If you include multiple pulses (over a longer timescale), you might assume probably-constant room size and that objects can move between "pulse frames", but probably not far.
You could also potentially generalize some of the assumptions by doing similar analysis of what to expect from triangular rooms, rooms with curved walls, the oval office, parabolic focusing walls, etc. There is probably enough differences in most of these to distinguish several of them fairly robustly. But as you add more complex possibilities, the likelyhood of making mistakes trying to disambiguate the possibilities increases.
I suspect such an algorithm would likely be confused in some way by the confusing-perspective "Ames room": https://www.researchgate.net/f... or https://en.wikipedia.org/wiki/... unless it was specifically accounted for in the algorithm planning/design (or AI training). And there is probably some kinds of timing-based analogs to the the Ames room that such an algorithm simply could not distinguish at all.
It also gets more and more difficult to handle all these possibilities "by hand". Which is where the nueral net comes in. You can basically give up trying to figure out these subtleties yourself, and just hope the nueral net can figure them out as part of its training.
-----
However, ultimately I doubt it would be worth it to spend a lot of time and effort trying to improve an algorithm that ONLY uses the timing frame information.
For example, adding a simple 2D camera to the same observation point as the timing pulse receiver should only barely increase various costs (size, weight, power, and/or simply monetary), while dramatically reducing the need to make a lot of not-always-valid assumptions.

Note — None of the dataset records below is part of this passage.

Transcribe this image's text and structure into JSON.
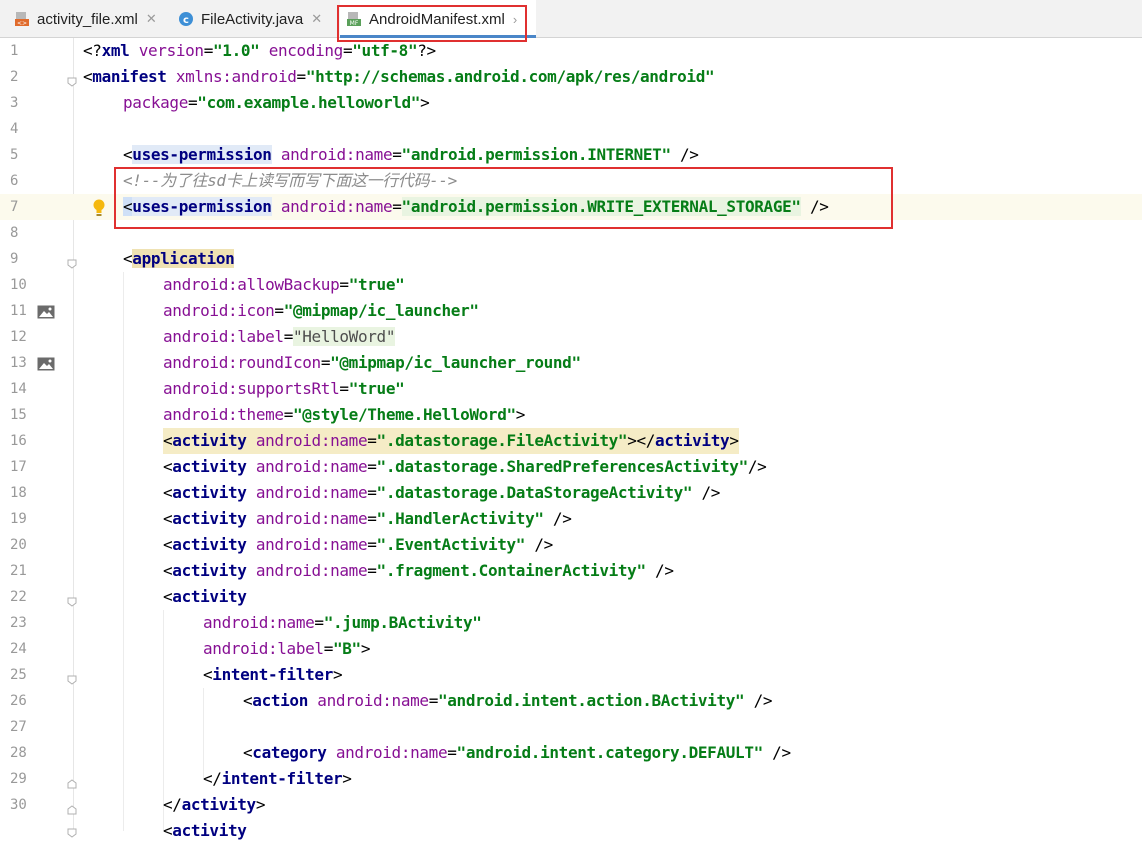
{
  "tabs": [
    {
      "label": "activity_file.xml",
      "icon": "xml-file-icon"
    },
    {
      "label": "FileActivity.java",
      "icon": "java-class-icon"
    },
    {
      "label": "AndroidManifest.xml",
      "icon": "manifest-file-icon",
      "active": true
    }
  ],
  "colors": {
    "highlight_box": "#e03030",
    "tab_active_underline": "#4a86c8"
  },
  "lines": [
    {
      "num": "1"
    },
    {
      "num": "2"
    },
    {
      "num": "3"
    },
    {
      "num": "4"
    },
    {
      "num": "5"
    },
    {
      "num": "6"
    },
    {
      "num": "7"
    },
    {
      "num": "8"
    },
    {
      "num": "9"
    },
    {
      "num": "10"
    },
    {
      "num": "11"
    },
    {
      "num": "12"
    },
    {
      "num": "13"
    },
    {
      "num": "14"
    },
    {
      "num": "15"
    },
    {
      "num": "16"
    },
    {
      "num": "17"
    },
    {
      "num": "18"
    },
    {
      "num": "19"
    },
    {
      "num": "20"
    },
    {
      "num": "21"
    },
    {
      "num": "22"
    },
    {
      "num": "23"
    },
    {
      "num": "24"
    },
    {
      "num": "25"
    },
    {
      "num": "26"
    },
    {
      "num": "27"
    },
    {
      "num": "28"
    },
    {
      "num": "29"
    },
    {
      "num": "30"
    }
  ],
  "code": {
    "l1": {
      "open": "<?",
      "tag": "xml",
      "a1": " version",
      "eq": "=",
      "v1": "\"1.0\"",
      "a2": " encoding",
      "v2": "\"utf-8\"",
      "close": "?>"
    },
    "l2": {
      "open": "<",
      "tag": "manifest",
      "ns": " xmlns:",
      "attr": "android",
      "v": "\"http://schemas.android.com/apk/res/android\""
    },
    "l3": {
      "attr": "package",
      "v": "\"com.example.helloworld\"",
      "close": ">"
    },
    "l5": {
      "tag": "uses-permission",
      "ns": " android:",
      "attr": "name",
      "v": "\"android.permission.INTERNET\"",
      "close": " />"
    },
    "l6": {
      "comment": "<!--为了往sd卡上读写而写下面这一行代码-->"
    },
    "l7": {
      "tag": "uses-permission",
      "ns": " android:",
      "attr": "name",
      "v": "\"android.permission.WRITE_EXTERNAL_STORAGE\"",
      "close": " />"
    },
    "l9": {
      "tag": "application"
    },
    "l10": {
      "ns": "android:",
      "attr": "allowBackup",
      "v": "\"true\""
    },
    "l11": {
      "ns": "android:",
      "attr": "icon",
      "v": "\"@mipmap/ic_launcher\""
    },
    "l12": {
      "ns": "android:",
      "attr": "label",
      "v": "\"HelloWord\""
    },
    "l13": {
      "ns": "android:",
      "attr": "roundIcon",
      "v": "\"@mipmap/ic_launcher_round\""
    },
    "l14": {
      "ns": "android:",
      "attr": "supportsRtl",
      "v": "\"true\""
    },
    "l15": {
      "ns": "android:",
      "attr": "theme",
      "v": "\"@style/Theme.HelloWord\"",
      "close": ">"
    },
    "l16": {
      "tag": "activity",
      "ns": " android:",
      "attr": "name",
      "v": "\".datastorage.FileActivity\"",
      "mid": "></",
      "tag2": "activity",
      "close": ">"
    },
    "l17": {
      "tag": "activity",
      "ns": " android:",
      "attr": "name",
      "v": "\".datastorage.SharedPreferencesActivity\"",
      "close": "/>"
    },
    "l18": {
      "tag": "activity",
      "ns": " android:",
      "attr": "name",
      "v": "\".datastorage.DataStorageActivity\"",
      "close": " />"
    },
    "l19": {
      "tag": "activity",
      "ns": " android:",
      "attr": "name",
      "v": "\".HandlerActivity\"",
      "close": " />"
    },
    "l20": {
      "tag": "activity",
      "ns": " android:",
      "attr": "name",
      "v": "\".EventActivity\"",
      "close": " />"
    },
    "l21": {
      "tag": "activity",
      "ns": " android:",
      "attr": "name",
      "v": "\".fragment.ContainerActivity\"",
      "close": " />"
    },
    "l22": {
      "tag": "activity"
    },
    "l23": {
      "ns": "android:",
      "attr": "name",
      "v": "\".jump.BActivity\""
    },
    "l24": {
      "ns": "android:",
      "attr": "label",
      "v": "\"B\"",
      "close": ">"
    },
    "l25": {
      "tag": "intent-filter",
      "close": ">"
    },
    "l26": {
      "tag": "action",
      "ns": " android:",
      "attr": "name",
      "v": "\"android.intent.action.BActivity\"",
      "close": " />"
    },
    "l28": {
      "tag": "category",
      "ns": " android:",
      "attr": "name",
      "v": "\"android.intent.category.DEFAULT\"",
      "close": " />"
    },
    "l29": {
      "tag": "intent-filter",
      "close": ">"
    },
    "l30": {
      "tag": "activity",
      "close": ">"
    },
    "l31": {
      "tag": "activity"
    }
  }
}
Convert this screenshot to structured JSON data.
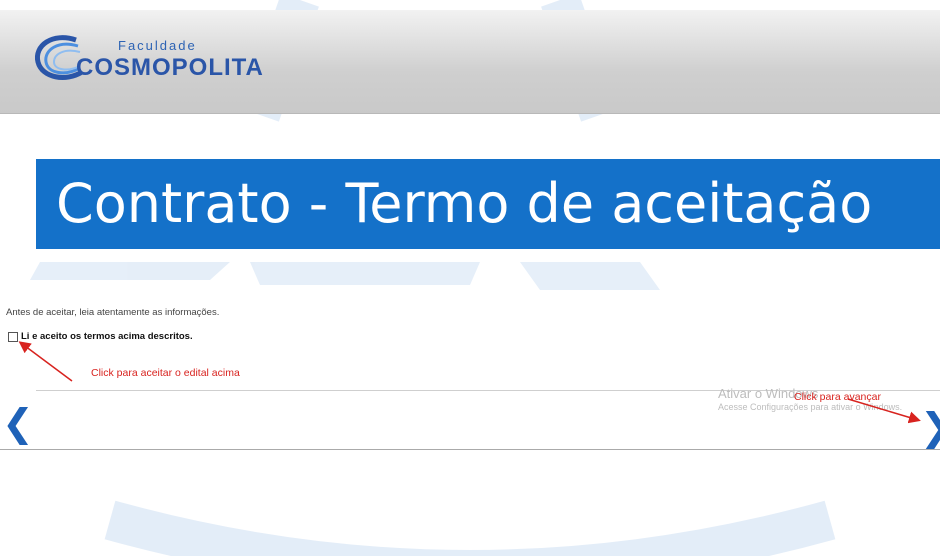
{
  "header": {
    "logo_small": "Faculdade",
    "logo_main": "COSMOPOLITA"
  },
  "page": {
    "title": "Contrato - Termo de aceitação",
    "notice": "Antes de aceitar, leia atentamente as informações.",
    "accept_label": "Li e aceito os termos acima descritos.",
    "accept_checked": false
  },
  "annotations": {
    "accept_hint": "Click para aceitar o edital acima",
    "next_hint": "Click para avançar"
  },
  "nav": {
    "prev_glyph": "❮",
    "next_glyph": "❯"
  },
  "windows_activation": {
    "title": "Ativar o Windows",
    "subtitle": "Acesse Configurações para ativar o Windows."
  },
  "colors": {
    "title_bar": "#1471c9",
    "brand_blue": "#2a55a8",
    "annotation_red": "#d8231f",
    "nav_blue": "#1f62b8"
  }
}
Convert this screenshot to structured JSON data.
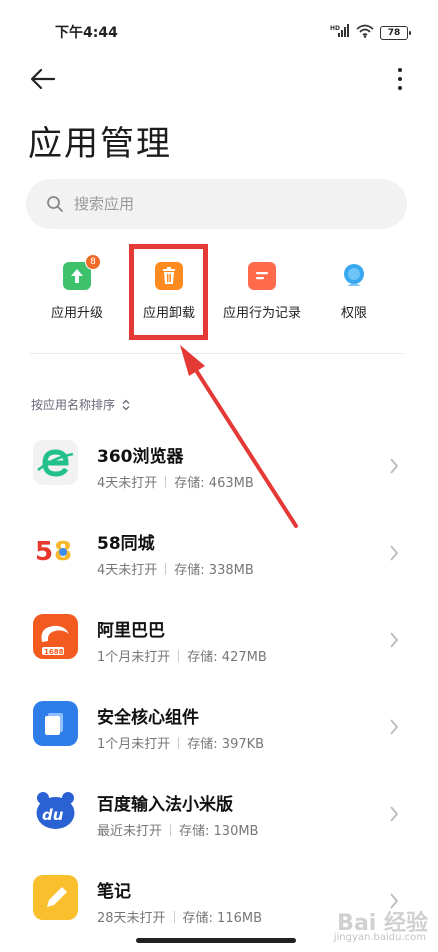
{
  "status": {
    "time": "下午4:44",
    "battery": "78",
    "network": "HD"
  },
  "header": {
    "title": "应用管理"
  },
  "search": {
    "placeholder": "搜索应用"
  },
  "tools": [
    {
      "label": "应用升级",
      "badge": "8",
      "icon": "upgrade-icon",
      "color": "#3ec16b"
    },
    {
      "label": "应用卸载",
      "icon": "trash-icon",
      "color": "#ff8a1f"
    },
    {
      "label": "应用行为记录",
      "icon": "record-icon",
      "color": "#ff6a4a"
    },
    {
      "label": "权限",
      "icon": "permission-icon",
      "color": "#37a7ef"
    }
  ],
  "sort": {
    "label": "按应用名称排序"
  },
  "apps": [
    {
      "name": "360浏览器",
      "usage": "4天未打开",
      "storage": "存储: 463MB"
    },
    {
      "name": "58同城",
      "usage": "4天未打开",
      "storage": "存储: 338MB"
    },
    {
      "name": "阿里巴巴",
      "usage": "1个月未打开",
      "storage": "存储: 427MB"
    },
    {
      "name": "安全核心组件",
      "usage": "1个月未打开",
      "storage": "存储: 397KB"
    },
    {
      "name": "百度输入法小米版",
      "usage": "最近未打开",
      "storage": "存储: 130MB"
    },
    {
      "name": "笔记",
      "usage": "28天未打开",
      "storage": "存储: 116MB"
    }
  ],
  "watermark": {
    "text": "Bai 经验",
    "sub": "jingyan.baidu.com"
  },
  "colors": {
    "highlight": "#e53935",
    "accent": "#3ec16b"
  }
}
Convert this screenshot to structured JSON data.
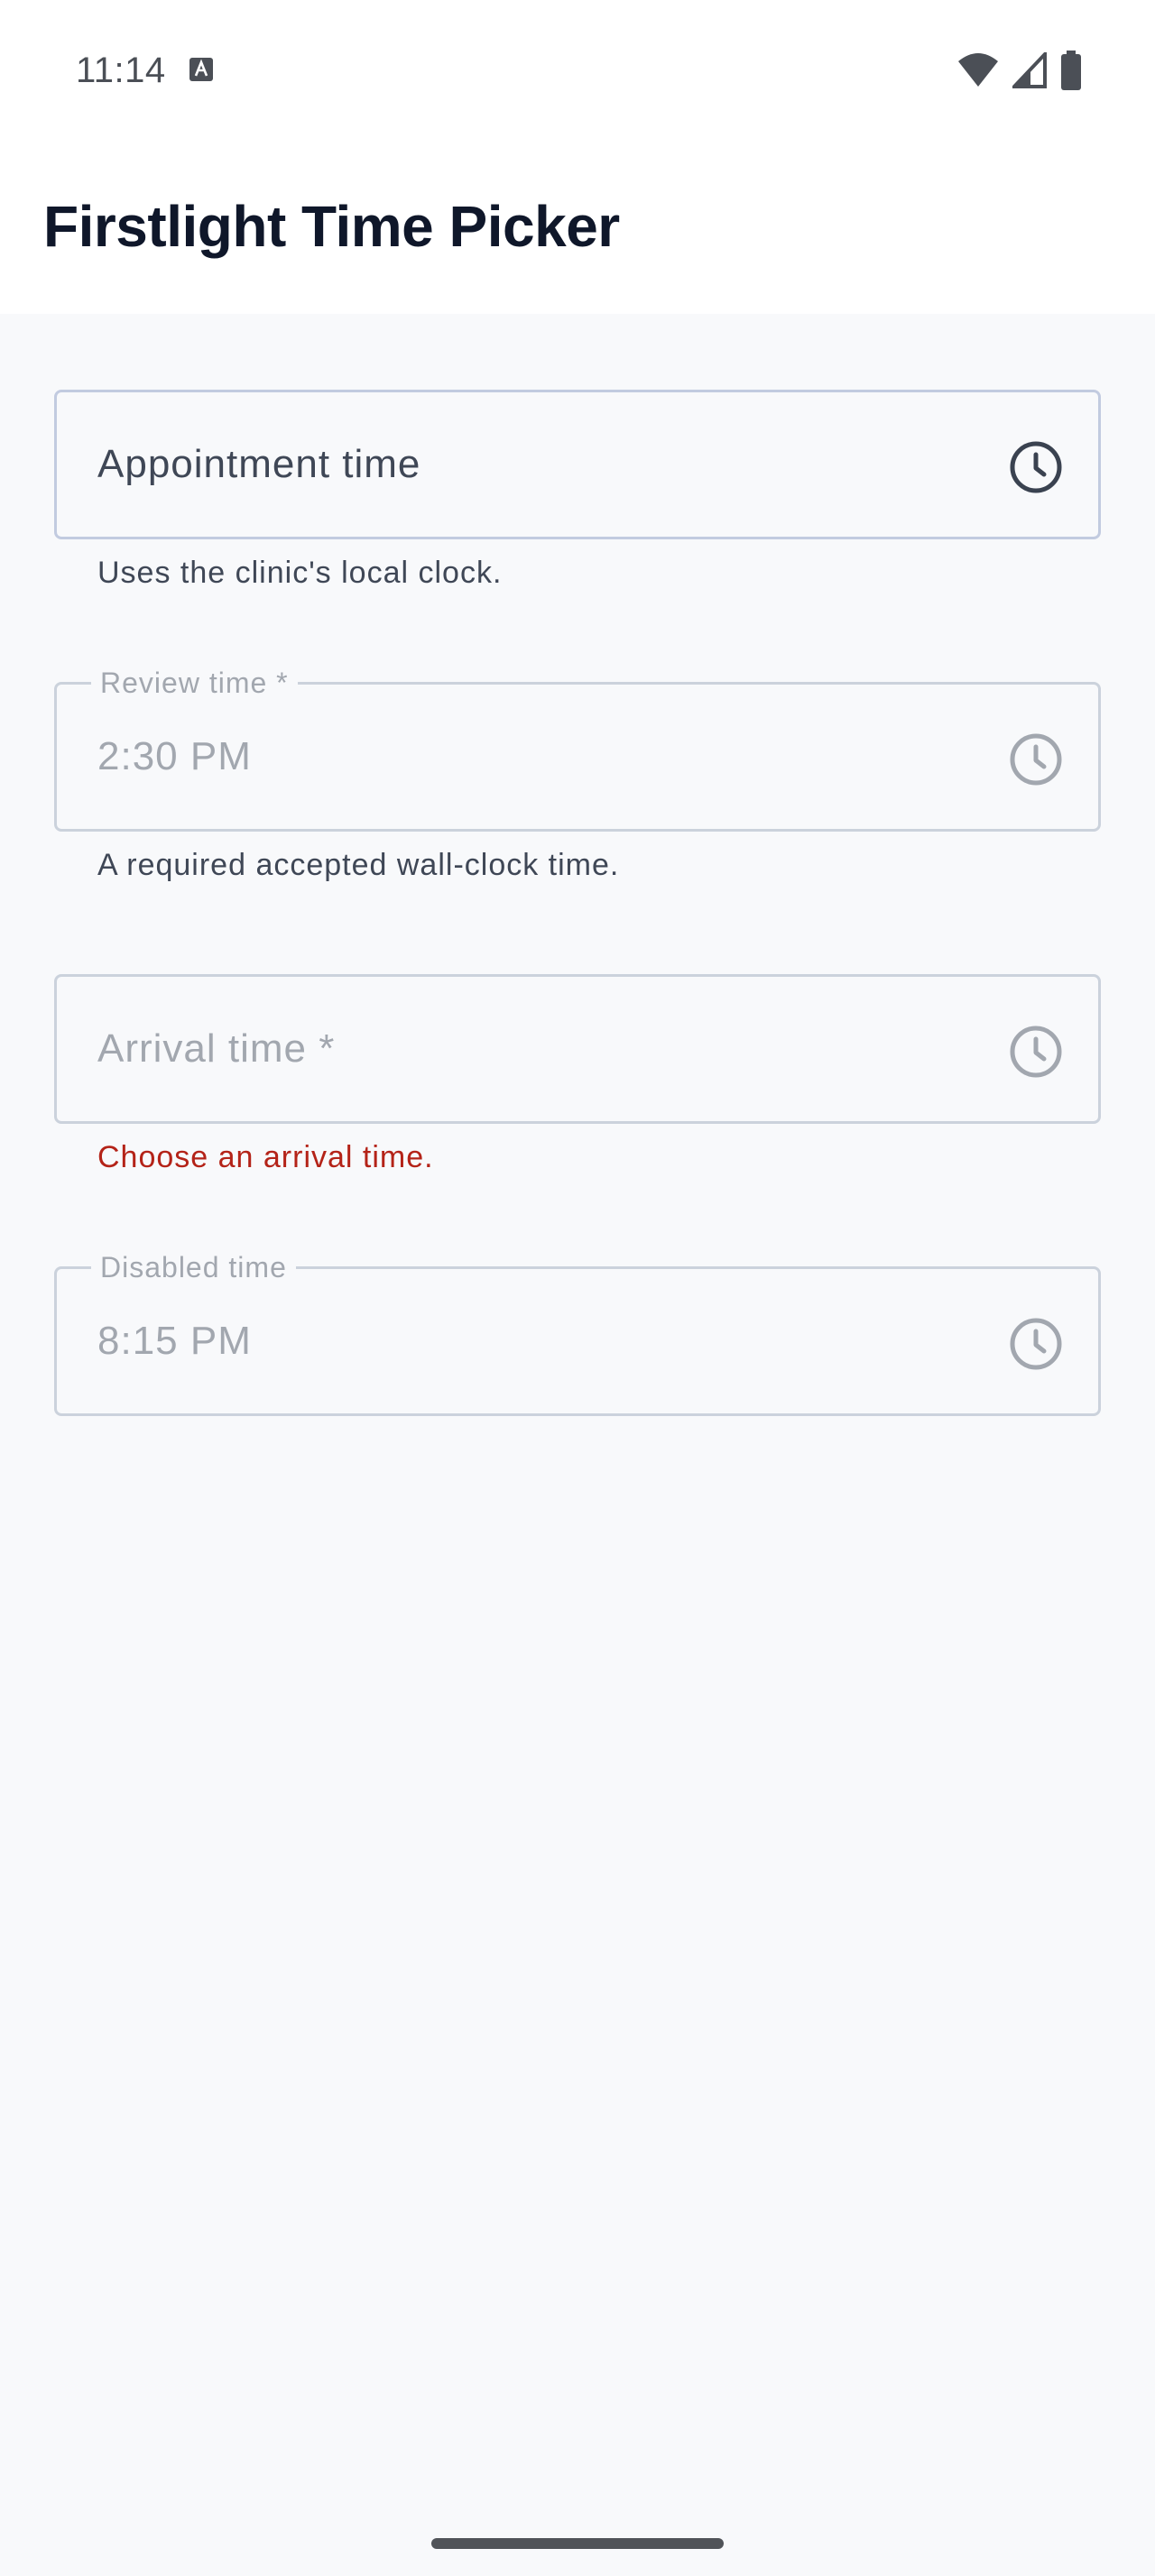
{
  "status_bar": {
    "time": "11:14",
    "icons": [
      "notification-a-icon",
      "wifi-icon",
      "signal-icon",
      "battery-icon"
    ]
  },
  "app_bar": {
    "title": "Firstlight Time Picker"
  },
  "fields": [
    {
      "label": "Appointment time",
      "value": "",
      "placeholder": "Appointment time",
      "helper": "Uses the clinic's local clock.",
      "state": "focused",
      "icon": "clock-icon"
    },
    {
      "label": "Review time *",
      "value": "2:30 PM",
      "helper": "A required accepted wall-clock time.",
      "state": "filled",
      "icon": "clock-icon"
    },
    {
      "label": "Arrival time *",
      "value": "",
      "placeholder": "Arrival time *",
      "helper": "Choose an arrival time.",
      "state": "error",
      "icon": "clock-icon"
    },
    {
      "label": "Disabled time",
      "value": "8:15 PM",
      "helper": "",
      "state": "disabled",
      "icon": "clock-icon"
    }
  ],
  "colors": {
    "background": "#f8f9fb",
    "title": "#0f172a",
    "field_border": "#cbd2dc",
    "text_strong": "#3f4756",
    "text_muted": "#a2a7af",
    "error": "#b42318"
  }
}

And/or use 2 or 4 or more timing receivers at different positions, analogous to our two eyes. It still needs to make some assumptions to match up the correct parts of the different inputs to each other, but that is a much more straightforward problem to solve with fewer assumptions. As for quality, although I expect this approach would probably still be less robust/accurate that a high-end scanning lidar system, I expect it could get fairly close, but with lower costs.